In: Economics
1-Why would Zillow use a data lake?
2-Explain dirty data and its impact on the business?
1. To better reduce prices, Zillow leverages OCR technologies in its ingestion method. The framework also enhances the user interface since the data can be accessed quicker.
At Zillow, ensuring data accuracy is a significant subject, public records information arrives in several different formats, and the organisation hires a data scientist whose full-time role is to ensure data consistency. To check for variations in the number of sales purchases, Zillow uses pattern analysis. At the data field level, there are also tests, searching for listings that have, for instance, 30,000 bedrooms. Zillow also flags certain kinds of sales, such since foreclosures, as the Zestimate figures do not use these deals.

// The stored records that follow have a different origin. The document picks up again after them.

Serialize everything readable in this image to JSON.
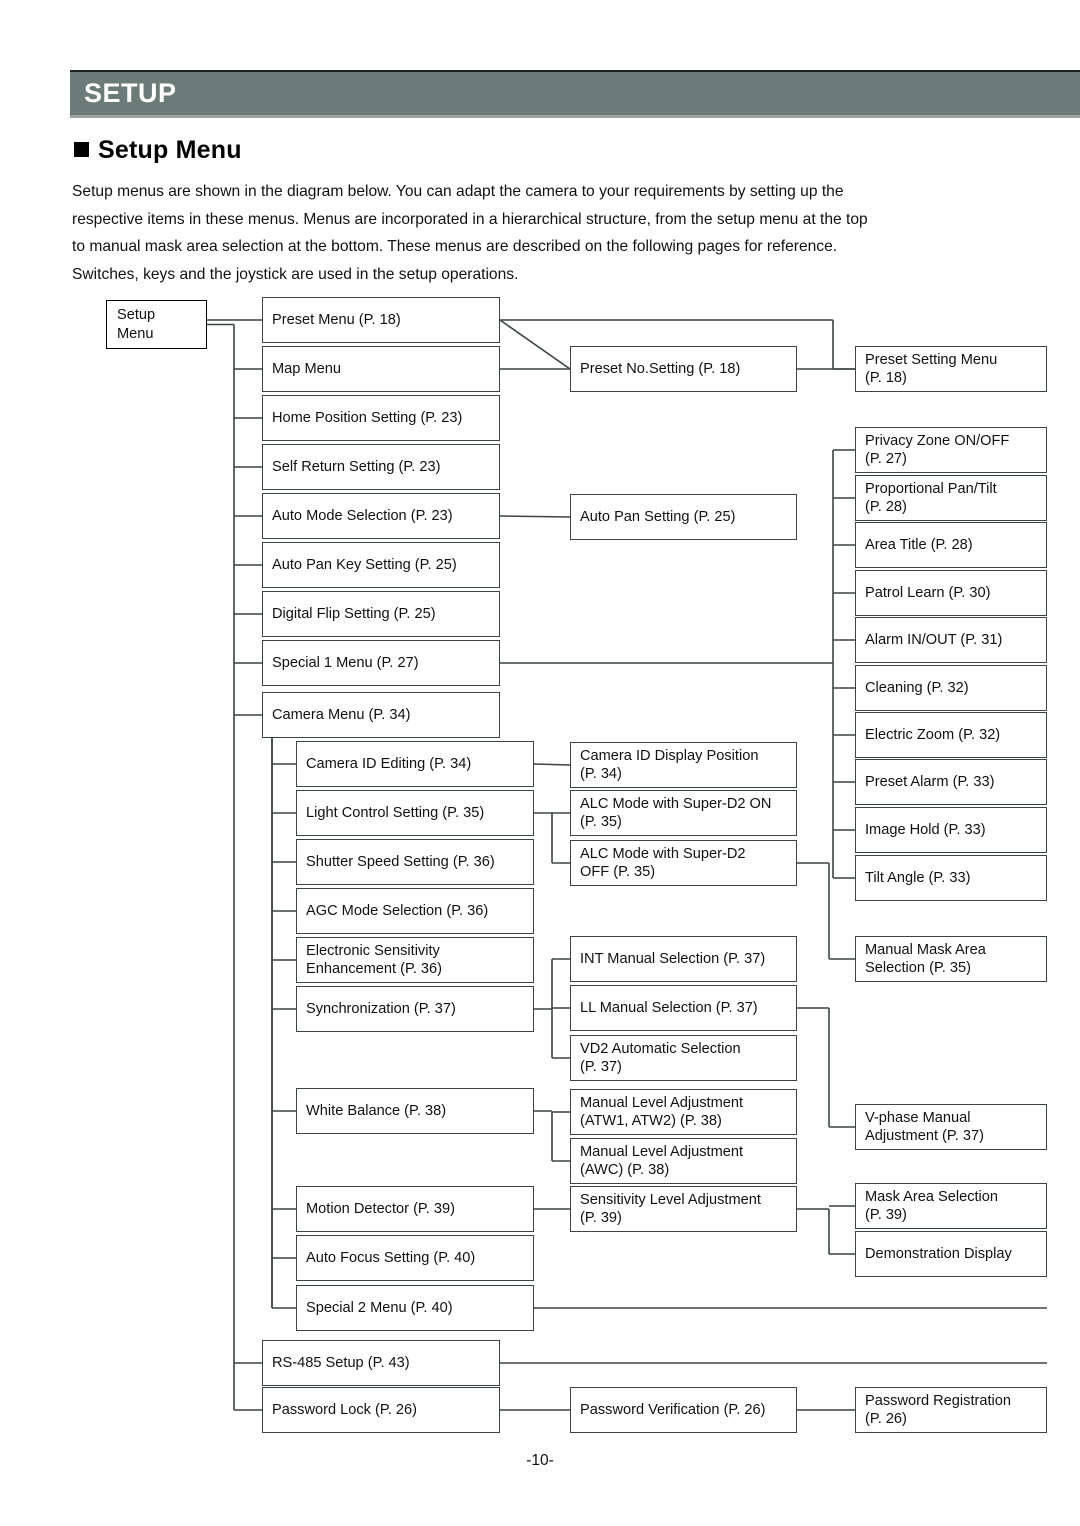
{
  "header": {
    "title": "SETUP"
  },
  "section": {
    "heading": "Setup Menu",
    "bullet_icon": "filled-square-bullet"
  },
  "intro": {
    "line1": "Setup menus are shown in the diagram below. You can adapt the camera to your requirements by setting up the",
    "line2": "respective items in these menus.  Menus are incorporated in a hierarchical structure, from the setup menu at the top",
    "line3": "to manual mask area selection at the bottom. These menus are described on the following pages for reference.",
    "line4": "Switches, keys and the joystick are used in the setup operations."
  },
  "footer": {
    "page_number": "-10-"
  },
  "diagram": {
    "root": {
      "label": "Setup\nMenu"
    },
    "column1": [
      {
        "label": "Preset Menu (P.  18)"
      },
      {
        "label": "Map Menu"
      },
      {
        "label": "Home Position Setting (P.  23)"
      },
      {
        "label": "Self Return Setting (P.  23)"
      },
      {
        "label": "Auto Mode Selection (P.  23)"
      },
      {
        "label": "Auto Pan Key Setting (P.  25)"
      },
      {
        "label": "Digital Flip Setting (P.  25)"
      },
      {
        "label": "Special 1 Menu (P.  27)"
      },
      {
        "label": "Camera Menu (P.  34)"
      },
      {
        "label": "RS-485 Setup (P.  43)"
      },
      {
        "label": "Password Lock (P.  26)"
      }
    ],
    "column2": [
      {
        "label": "Camera ID Editing (P.  34)"
      },
      {
        "label": "Light Control Setting (P.  35)"
      },
      {
        "label": "Shutter Speed Setting (P.  36)"
      },
      {
        "label": "AGC Mode Selection (P.  36)"
      },
      {
        "label": "Electronic Sensitivity\nEnhancement (P.  36)"
      },
      {
        "label": "Synchronization (P.  37)"
      },
      {
        "label": "White Balance (P.  38)"
      },
      {
        "label": "Motion Detector (P.  39)"
      },
      {
        "label": "Auto Focus Setting (P.  40)"
      },
      {
        "label": "Special 2 Menu (P.  40)"
      }
    ],
    "column3": [
      {
        "label": "Preset No.Setting (P.  18)"
      },
      {
        "label": "Auto Pan Setting (P.  25)"
      },
      {
        "label": "Camera ID Display Position\n(P.  34)"
      },
      {
        "label": "ALC Mode with Super-D2 ON\n(P.  35)"
      },
      {
        "label": "ALC Mode with Super-D2\nOFF (P.  35)"
      },
      {
        "label": "INT Manual Selection (P.  37)"
      },
      {
        "label": "LL Manual Selection (P.  37)"
      },
      {
        "label": "VD2 Automatic Selection\n(P.  37)"
      },
      {
        "label": "Manual Level Adjustment\n(ATW1, ATW2) (P.  38)"
      },
      {
        "label": "Manual Level Adjustment\n(AWC) (P.  38)"
      },
      {
        "label": "Sensitivity Level Adjustment\n(P.  39)"
      },
      {
        "label": "Password Verification (P.  26)"
      }
    ],
    "column4": [
      {
        "label": "Preset Setting Menu\n(P.  18)"
      },
      {
        "label": "Privacy Zone ON/OFF\n(P.  27)"
      },
      {
        "label": "Proportional Pan/Tilt\n(P.  28)"
      },
      {
        "label": "Area Title (P.  28)"
      },
      {
        "label": "Patrol Learn (P.  30)"
      },
      {
        "label": "Alarm IN/OUT (P.  31)"
      },
      {
        "label": "Cleaning (P.  32)"
      },
      {
        "label": "Electric Zoom (P.  32)"
      },
      {
        "label": "Preset Alarm (P.  33)"
      },
      {
        "label": "Image Hold (P.  33)"
      },
      {
        "label": "Tilt Angle (P.  33)"
      },
      {
        "label": "Manual Mask Area\nSelection (P.  35)"
      },
      {
        "label": "V-phase Manual\nAdjustment (P.  37)"
      },
      {
        "label": "Mask Area Selection\n(P.  39)"
      },
      {
        "label": "Demonstration Display"
      },
      {
        "label": "Password Registration\n(P.  26)"
      }
    ]
  }
}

The technology framework at Zillow includes Apache Spark. For real-time scoring, the business often uses Redis and Python. For cloud computing, Zillow taps AWS S3 and relies on AWS Redshift and Presto for its warehouse of data. When looking at historical details, Zillow clearly turns to Presto. Beyond the Zestimate, Zillow also provides the viewers with other figures, such as a Turbo Zestimate and a classification for "hot homes" (which estimates how quickly a home can sell). Many of these estimates are based on a measure of Zillow's Zestimate.
Via personalization and quest, Zillow has also invested in anticipating the needs of its customer users. Based about how sparse the signals are for a single user, Zillow uses distinct kinds of user vectors.

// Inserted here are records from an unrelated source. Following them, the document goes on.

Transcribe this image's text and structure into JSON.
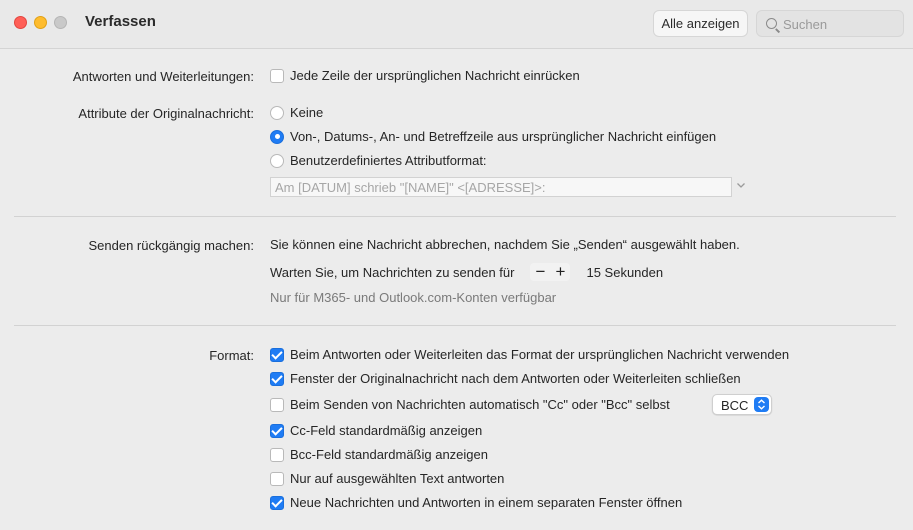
{
  "window": {
    "title": "Verfassen",
    "show_all_label": "Alle anzeigen",
    "search_placeholder": "Suchen"
  },
  "reply_forward": {
    "label": "Antworten und Weiterleitungen:",
    "indent_option": {
      "label": "Jede Zeile der ursprünglichen Nachricht einrücken",
      "checked": false
    }
  },
  "attribution": {
    "label": "Attribute der Originalnachricht:",
    "options": [
      {
        "label": "Keine",
        "selected": false
      },
      {
        "label": "Von-, Datums-, An- und Betreffzeile aus ursprünglicher Nachricht einfügen",
        "selected": true
      },
      {
        "label": "Benutzerdefiniertes Attributformat:",
        "selected": false
      }
    ],
    "custom_format_placeholder": "Am [DATUM] schrieb \"[NAME]\" <[ADRESSE]>:"
  },
  "undo_send": {
    "label": "Senden rückgängig machen:",
    "description": "Sie können eine Nachricht abbrechen, nachdem Sie „Senden“ ausgewählt haben.",
    "wait_label": "Warten Sie, um Nachrichten zu senden für",
    "minus": "−",
    "plus": "+",
    "seconds_value": "15 Sekunden",
    "note": "Nur für M365- und Outlook.com-Konten verfügbar"
  },
  "format": {
    "label": "Format:",
    "options": [
      {
        "label": "Beim Antworten oder Weiterleiten das Format der ursprünglichen Nachricht verwenden",
        "checked": true
      },
      {
        "label": "Fenster der Originalnachricht nach dem Antworten oder Weiterleiten schließen",
        "checked": true
      },
      {
        "label": "Beim Senden von Nachrichten automatisch \"Cc\" oder \"Bcc\" selbst",
        "checked": false
      },
      {
        "label": "Cc-Feld standardmäßig anzeigen",
        "checked": true
      },
      {
        "label": "Bcc-Feld standardmäßig anzeigen",
        "checked": false
      },
      {
        "label": "Nur auf ausgewählten Text antworten",
        "checked": false
      },
      {
        "label": "Neue Nachrichten und Antworten in einem separaten Fenster öffnen",
        "checked": true
      }
    ],
    "self_copy_select_value": "BCC"
  },
  "colors": {
    "accent": "#1f7cf4",
    "background": "#ececec"
  }
}
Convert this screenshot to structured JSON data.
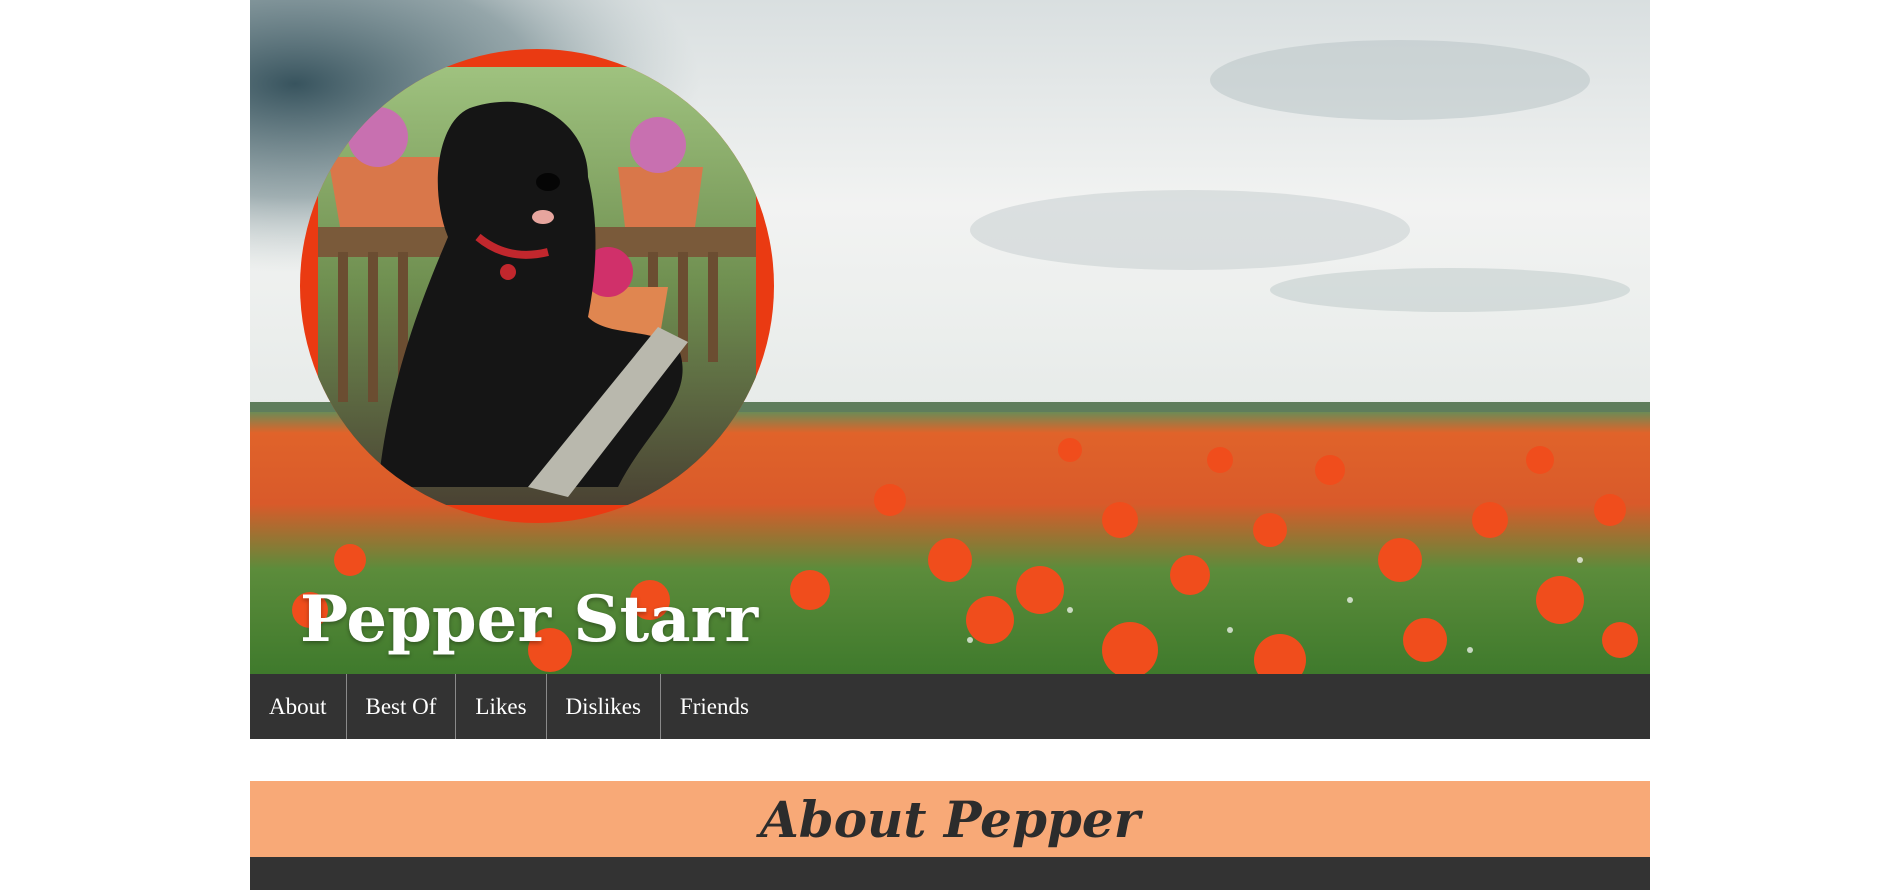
{
  "site": {
    "title": "Pepper Starr"
  },
  "nav": {
    "items": [
      {
        "label": "About"
      },
      {
        "label": "Best Of"
      },
      {
        "label": "Likes"
      },
      {
        "label": "Dislikes"
      },
      {
        "label": "Friends"
      }
    ]
  },
  "section": {
    "heading": "About Pepper"
  },
  "colors": {
    "nav_background": "#333333",
    "section_heading_background": "#f8a977",
    "avatar_ring": "#ea3a12",
    "heading_text": "#2c2c2c"
  },
  "images": {
    "hero": "poppy-field-cloudy-sky",
    "avatar": "black-curly-dog-on-deck-with-flower-pots"
  }
}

2. Dirty data which is unreliable, incomplete or contradictory. Experian estimates that corporations around the world believe that 26 percent of their data is polluted on average. This leads to tremendous damages. It currently costs the average corporation 15 to 25 percent of its income, and the US economy more than $3 trillion a year. Anybody who has had to work with dirty data knows how irritating it can be, but it can be hard to get your mind around the effect untilthe numbers are added up. It is important to consider where it comes from, how it impacts industry and how it can be dealt with, because dirty data costs too much, a sobering understatement.

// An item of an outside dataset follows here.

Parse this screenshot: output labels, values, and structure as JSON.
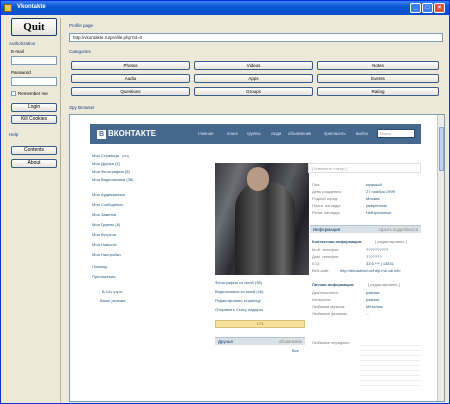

Dirty data lacks integrity, which ensures that end-users who rely on that information waste extra time checking its authenticity, limiting efficiency and competitiveness further. Growing volumes of dirty documents contribute to further inaccuracies and mounting discrepancies by adding another manual method.
In addition to the lack of sales, filthy data effects corporations more insidiously. Just 16% of company executives trust the consistency that underlies their corporate decisions. When you can't count on your own records, more has to be done to improve records quality and reliability. Garbage in, garbage out.